Setup of BIIGLE with GPU computing

Some BIIGLE modules, such as biigle/maia, may require GPU computing resources. This guide describes how to set up a BIIGLE instance with access to GPU computing resources by setting up a working instance with the biigle/maia module.

Prerequisites

You need the NVIDIA GPU drivers, Docker, nvidia-docker2 and Docker Compose installed on the GPU machine(s) that should perform GPU computing. You can find example installation instructions here.

Basic Concepts

BIIGLE can be flexibly configured to use GPU computing resources in various scenarios. The GPU can be located on the same machine on which the BIIGLE instance is running (Same Host GPU) or the GPU(s) can be located on (an)other machine(s) (Remote Host GPU).

Same Host GPU

This is the simplest setup. In this scenario, the GPU is available on the same host that runs the BIIGLE instance. BIIGLE makes use of special queues for GPU jobs and responses to distinguish between regular jobs and those that should be executed on a GPU. This requires a dedicated queue worker for GPU jobs.

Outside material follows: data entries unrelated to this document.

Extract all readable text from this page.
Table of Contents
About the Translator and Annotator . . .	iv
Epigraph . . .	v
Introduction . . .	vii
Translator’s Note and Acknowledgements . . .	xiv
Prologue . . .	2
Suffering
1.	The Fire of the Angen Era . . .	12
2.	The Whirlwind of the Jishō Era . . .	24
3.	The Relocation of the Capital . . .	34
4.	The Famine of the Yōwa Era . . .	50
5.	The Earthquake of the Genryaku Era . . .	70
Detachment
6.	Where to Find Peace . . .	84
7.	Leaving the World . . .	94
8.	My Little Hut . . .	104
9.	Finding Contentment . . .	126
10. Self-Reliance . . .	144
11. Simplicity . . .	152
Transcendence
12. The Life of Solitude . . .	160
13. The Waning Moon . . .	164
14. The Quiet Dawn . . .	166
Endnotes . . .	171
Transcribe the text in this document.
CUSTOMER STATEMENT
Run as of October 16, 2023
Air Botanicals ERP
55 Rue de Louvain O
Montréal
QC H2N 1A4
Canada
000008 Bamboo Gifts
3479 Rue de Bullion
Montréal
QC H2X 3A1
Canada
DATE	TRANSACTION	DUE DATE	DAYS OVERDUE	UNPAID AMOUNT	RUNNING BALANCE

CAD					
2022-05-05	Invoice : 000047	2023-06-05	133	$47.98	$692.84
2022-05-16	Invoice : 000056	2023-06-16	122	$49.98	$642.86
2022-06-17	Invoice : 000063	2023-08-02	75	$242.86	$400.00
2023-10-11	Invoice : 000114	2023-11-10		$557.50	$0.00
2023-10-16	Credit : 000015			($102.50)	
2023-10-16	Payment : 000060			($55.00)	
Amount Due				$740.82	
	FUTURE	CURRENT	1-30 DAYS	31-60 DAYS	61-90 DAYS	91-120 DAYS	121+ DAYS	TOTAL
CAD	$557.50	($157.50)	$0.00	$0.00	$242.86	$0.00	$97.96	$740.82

The gpu branch of biigle/biigle includes the configuration for biigle/maia and same host GPU computing. Use this branch to install your new BIIGLE instance. If you already have a BIIGLE instance set up, merge this branch in your existing configuration and then perform the updating steps (including database migrations).

Remote Host GPU

In this scenario, the GPU(s) are available on different machines than the host that runs the BIIGLE instance. Start with the gpu branch of biigle/biigle as described in the same host GPU setup.

Important

The remote GPU machines need to be able to access the image and video files in the same way than the main BIIGLE instance. This could be achieved with a shared filesystem, an (S)FTP server, a cloud object storage service or with the exclusive use of remote volumes in your BIIGLE instance. You must update the build/config/filesystems.php file for this.

1. Update the cache configuration

The job queue is managed by the cache service. In order for other machines to access the cache, it needs to be accessible outside of the private network that is established between the service Docker containers of BIIGLE. Update the cache service in the docker-compose.yaml file as follows:

cache:
  image: redis:3.0-alpine
  restart: always
  command: redis-server --requirepass $REDIS_PASSWORD
  environment:
    - "REDIS_PASSWORD=${REDIS_PASSWORD}"
  ports:
    - 6379:6379

Now the cache can be accessed from other machines.

2. Update the environment

Add REDIS_PASSWORD=mypassword to the .env file and update the respective line in the build/.env file. Replace mypassword with a strong password of your choosing (e.g. generated with pwgen 30 1). In addition, set the REDIS_HOST variable in build/.env to the IP address of the host that runs the BIIGLE instance.

3. Configure a GPU worker

Since in this scenario the gpu-worker services run on different machines than the BIIGLE main application, remove the service from the docker-compose.yaml file. Next, create a new docker-compose.gpu.yaml file with the following contents:

services:
  gpu-worker:
    image: biigle/gpu-worker-dist
    user: ${USER_ID}:${GROUP_ID}
    runtime: nvidia
    restart: always
    scale: 1
    volumes:
      - ./storage:/var/www/storage
    init: true
    command: "php -d memory_limit=1G artisan queue:work --queue=gpu --sleep=5 --tries=1 --timeout=0"

4. Deploy a GPU worker

To deploy a new GPU worker, first install and build (or update) your main BIIGLE instance (with the modifications described above). Then perform these steps on the new GPU machine:

  1. Transfer the biigle/gpu-worker-dist Docker image the the new GPU machine (e.g. using docker save and docker load).

  2. Copy the files of your biigle/biigle setup to the GPU machine (including the .env file). You can exclude the build and certificate directories if you like.

  3. Update the USER_ID and GROUP_ID variables in .env if necessary.

  4. Run docker-compose -f docker-compose.gpu.yaml up -d to start the GPU worker.

This can be done with multiple GPU machines to enable parallel processing of GPU jobs.